El prefecto dudó. La propuesta del obispo no presentaba ningún inconveniente, pero le obligaba a convertirse en cómplice suyo.
—¿Qué os parece, general?
—El hombre más valeroso puede cometer un error. Estoy dispuesto a olvidar.
—¿En qué condiciones?
—Ser nombrado jefe de la guarnición permanente de Elefantina.
—¿Deseáis… vivir aquí?
—Ya os lo he explicado. A vos corresponde solicitarlo al emperador, con la bendición del obispo.
—Necesito reflexionar.
El general y el obispo salieron del despacho del prefecto. ¡Qué poco conocía Maximino a los hombres!… También esta ilusión se desvanecía.
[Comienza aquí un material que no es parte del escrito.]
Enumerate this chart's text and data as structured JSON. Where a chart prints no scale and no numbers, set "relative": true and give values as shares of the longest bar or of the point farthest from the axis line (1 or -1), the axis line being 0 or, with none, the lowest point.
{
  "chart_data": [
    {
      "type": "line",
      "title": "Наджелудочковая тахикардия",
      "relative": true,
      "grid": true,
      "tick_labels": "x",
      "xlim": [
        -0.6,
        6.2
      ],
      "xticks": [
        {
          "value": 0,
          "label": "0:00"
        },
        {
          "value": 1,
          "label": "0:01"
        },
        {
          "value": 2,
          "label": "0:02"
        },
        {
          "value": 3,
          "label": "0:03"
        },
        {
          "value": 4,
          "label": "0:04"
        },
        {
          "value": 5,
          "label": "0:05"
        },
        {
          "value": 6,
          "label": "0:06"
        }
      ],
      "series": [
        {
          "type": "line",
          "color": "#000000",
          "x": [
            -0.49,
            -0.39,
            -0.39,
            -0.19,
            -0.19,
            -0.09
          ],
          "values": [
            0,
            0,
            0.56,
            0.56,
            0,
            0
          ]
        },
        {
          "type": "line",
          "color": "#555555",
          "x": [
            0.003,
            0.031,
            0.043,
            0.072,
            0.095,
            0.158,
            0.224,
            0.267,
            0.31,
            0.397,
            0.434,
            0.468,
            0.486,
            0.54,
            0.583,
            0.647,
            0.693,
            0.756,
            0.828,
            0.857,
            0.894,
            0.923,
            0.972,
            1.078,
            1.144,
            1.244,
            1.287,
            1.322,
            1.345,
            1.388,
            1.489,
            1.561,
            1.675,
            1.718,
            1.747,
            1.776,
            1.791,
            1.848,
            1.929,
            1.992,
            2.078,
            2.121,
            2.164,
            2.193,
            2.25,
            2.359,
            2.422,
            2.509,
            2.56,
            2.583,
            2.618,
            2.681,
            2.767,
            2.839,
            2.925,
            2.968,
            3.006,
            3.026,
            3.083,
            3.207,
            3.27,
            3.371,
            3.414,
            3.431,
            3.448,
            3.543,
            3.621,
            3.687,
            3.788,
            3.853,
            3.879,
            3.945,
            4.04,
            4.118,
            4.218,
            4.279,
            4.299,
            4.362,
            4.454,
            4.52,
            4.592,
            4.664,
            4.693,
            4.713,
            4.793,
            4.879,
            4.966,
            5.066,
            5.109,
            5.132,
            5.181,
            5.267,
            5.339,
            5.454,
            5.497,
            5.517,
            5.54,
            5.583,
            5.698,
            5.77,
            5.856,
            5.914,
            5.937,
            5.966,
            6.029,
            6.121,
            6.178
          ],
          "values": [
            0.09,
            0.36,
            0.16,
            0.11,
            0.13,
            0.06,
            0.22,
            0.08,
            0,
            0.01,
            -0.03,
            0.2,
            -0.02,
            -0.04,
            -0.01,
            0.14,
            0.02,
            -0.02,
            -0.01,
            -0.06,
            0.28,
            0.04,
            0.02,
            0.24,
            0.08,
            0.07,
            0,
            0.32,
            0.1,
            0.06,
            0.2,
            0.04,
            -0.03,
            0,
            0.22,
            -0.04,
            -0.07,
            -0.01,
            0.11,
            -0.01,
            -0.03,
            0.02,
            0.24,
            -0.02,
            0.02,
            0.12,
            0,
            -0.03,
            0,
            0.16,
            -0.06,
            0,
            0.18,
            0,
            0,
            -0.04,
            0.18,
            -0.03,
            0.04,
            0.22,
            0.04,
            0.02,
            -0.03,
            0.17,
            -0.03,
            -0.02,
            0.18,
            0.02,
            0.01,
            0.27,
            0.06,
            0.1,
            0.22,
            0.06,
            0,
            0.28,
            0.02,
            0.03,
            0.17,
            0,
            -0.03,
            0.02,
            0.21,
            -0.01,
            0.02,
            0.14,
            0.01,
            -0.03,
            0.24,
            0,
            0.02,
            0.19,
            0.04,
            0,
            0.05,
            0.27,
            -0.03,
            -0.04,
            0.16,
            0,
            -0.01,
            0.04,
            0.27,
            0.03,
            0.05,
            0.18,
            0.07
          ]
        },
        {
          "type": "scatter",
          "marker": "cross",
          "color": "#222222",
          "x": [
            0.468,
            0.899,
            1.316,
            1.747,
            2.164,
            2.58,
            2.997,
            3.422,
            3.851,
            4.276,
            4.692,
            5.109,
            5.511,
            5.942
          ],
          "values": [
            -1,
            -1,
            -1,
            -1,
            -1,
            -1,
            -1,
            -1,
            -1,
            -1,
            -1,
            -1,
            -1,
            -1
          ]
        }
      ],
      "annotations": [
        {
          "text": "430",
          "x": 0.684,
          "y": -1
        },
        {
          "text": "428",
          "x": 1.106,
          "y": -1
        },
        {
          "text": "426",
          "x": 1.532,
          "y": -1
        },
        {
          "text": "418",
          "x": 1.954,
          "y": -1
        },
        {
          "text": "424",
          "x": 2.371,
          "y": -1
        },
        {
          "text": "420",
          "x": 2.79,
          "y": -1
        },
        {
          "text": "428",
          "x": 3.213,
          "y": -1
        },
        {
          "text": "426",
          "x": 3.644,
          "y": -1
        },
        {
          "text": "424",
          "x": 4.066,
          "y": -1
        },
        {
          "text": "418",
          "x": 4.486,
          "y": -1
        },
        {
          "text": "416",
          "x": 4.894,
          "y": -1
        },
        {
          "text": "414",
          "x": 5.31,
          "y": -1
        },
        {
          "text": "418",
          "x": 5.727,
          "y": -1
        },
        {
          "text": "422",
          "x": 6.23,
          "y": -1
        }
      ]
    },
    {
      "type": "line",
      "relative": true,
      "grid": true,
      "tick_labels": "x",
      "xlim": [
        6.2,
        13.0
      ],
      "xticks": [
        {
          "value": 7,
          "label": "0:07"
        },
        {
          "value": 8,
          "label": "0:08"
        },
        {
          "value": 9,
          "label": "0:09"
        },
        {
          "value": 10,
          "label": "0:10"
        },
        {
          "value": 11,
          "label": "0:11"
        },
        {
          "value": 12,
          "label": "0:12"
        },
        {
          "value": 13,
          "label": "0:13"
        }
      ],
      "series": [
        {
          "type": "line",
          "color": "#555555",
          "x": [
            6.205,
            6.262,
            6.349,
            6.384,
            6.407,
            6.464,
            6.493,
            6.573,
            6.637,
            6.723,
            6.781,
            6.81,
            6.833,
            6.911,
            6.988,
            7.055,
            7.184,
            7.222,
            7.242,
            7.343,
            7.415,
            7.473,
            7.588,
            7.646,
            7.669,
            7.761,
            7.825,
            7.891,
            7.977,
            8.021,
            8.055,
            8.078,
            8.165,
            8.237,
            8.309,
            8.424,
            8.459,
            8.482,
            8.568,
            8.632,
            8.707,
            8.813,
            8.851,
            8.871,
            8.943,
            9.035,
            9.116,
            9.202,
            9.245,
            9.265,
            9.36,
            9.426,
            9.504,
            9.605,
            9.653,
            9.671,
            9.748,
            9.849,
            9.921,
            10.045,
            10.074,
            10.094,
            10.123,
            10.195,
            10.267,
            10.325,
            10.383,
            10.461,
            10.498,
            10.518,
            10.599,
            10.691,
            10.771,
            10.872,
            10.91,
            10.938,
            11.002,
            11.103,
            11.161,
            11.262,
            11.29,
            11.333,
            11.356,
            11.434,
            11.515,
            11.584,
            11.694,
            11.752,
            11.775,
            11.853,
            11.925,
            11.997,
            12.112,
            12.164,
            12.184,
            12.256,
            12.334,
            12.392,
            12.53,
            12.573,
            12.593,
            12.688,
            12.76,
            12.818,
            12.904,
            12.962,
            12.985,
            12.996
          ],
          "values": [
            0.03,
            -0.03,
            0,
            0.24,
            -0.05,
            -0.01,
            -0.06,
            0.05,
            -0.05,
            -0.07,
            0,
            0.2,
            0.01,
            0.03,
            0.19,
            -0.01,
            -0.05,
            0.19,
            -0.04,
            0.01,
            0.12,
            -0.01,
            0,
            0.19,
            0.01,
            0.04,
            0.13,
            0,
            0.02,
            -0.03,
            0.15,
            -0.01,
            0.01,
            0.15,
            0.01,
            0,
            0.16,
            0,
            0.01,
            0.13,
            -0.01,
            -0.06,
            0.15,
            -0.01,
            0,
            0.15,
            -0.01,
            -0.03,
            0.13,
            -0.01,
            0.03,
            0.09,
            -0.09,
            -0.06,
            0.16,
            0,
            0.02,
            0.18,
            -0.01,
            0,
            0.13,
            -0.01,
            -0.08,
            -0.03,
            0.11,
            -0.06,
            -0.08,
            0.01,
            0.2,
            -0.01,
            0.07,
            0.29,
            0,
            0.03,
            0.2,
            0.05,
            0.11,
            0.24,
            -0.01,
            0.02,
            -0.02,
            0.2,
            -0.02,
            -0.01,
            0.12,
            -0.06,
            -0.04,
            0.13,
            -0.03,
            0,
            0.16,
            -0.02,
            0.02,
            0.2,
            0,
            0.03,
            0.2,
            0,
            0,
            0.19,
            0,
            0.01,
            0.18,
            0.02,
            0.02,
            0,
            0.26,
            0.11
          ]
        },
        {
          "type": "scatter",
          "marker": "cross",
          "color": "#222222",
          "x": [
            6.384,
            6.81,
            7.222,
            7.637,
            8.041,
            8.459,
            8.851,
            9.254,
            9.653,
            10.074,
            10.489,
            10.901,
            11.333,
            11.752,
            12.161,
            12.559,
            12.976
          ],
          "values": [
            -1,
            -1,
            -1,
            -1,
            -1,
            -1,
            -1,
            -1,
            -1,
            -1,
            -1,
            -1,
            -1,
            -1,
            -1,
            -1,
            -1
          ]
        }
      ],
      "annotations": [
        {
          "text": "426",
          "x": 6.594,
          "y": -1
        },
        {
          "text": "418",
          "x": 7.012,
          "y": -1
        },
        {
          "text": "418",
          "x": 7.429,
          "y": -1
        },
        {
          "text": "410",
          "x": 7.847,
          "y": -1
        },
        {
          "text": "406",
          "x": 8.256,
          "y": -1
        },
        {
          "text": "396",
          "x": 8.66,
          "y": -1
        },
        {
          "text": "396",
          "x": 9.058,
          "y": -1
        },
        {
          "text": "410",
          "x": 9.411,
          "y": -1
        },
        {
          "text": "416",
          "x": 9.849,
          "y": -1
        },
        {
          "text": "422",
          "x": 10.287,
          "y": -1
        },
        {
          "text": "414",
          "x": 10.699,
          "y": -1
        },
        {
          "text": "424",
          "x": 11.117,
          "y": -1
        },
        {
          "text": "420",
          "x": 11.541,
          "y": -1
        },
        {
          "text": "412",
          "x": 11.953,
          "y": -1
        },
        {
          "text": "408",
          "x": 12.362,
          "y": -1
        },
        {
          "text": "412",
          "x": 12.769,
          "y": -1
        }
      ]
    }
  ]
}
Narses, militar ceñudo y frío como las nieves de las montañas de Asia, hombre intransigente cuyo horizonte no iba más allá de las órdenes recibidas, ¡se había enamorado! Había descubierto su propio paraíso y le sacrificaba su carrera.
Por suerte, Teodoro y Narses no urdían ninguna intriga contra Maximino; el general se quedaría en la provincia meridional. El milagro convenía a los intereses del prefecto. Narses se dedicaría a mantener su posición y protegería File del mismo modo que protegía a los cristianos.
El carácter diplomático de Teodoro le tranquilizaba. El obispo tampoco deseaba un conflicto abierto. Aunque File fuera la manzana de la discordia, podrían llegar a un acuerdo; un hombre que tenía el oído de Dios, debía entenderse con un dignatario del imperio.
El horizonte se aclaraba. Quedaba un motivo de angustia; Maximino no podría ofrecer el oro de Nubia a Isis.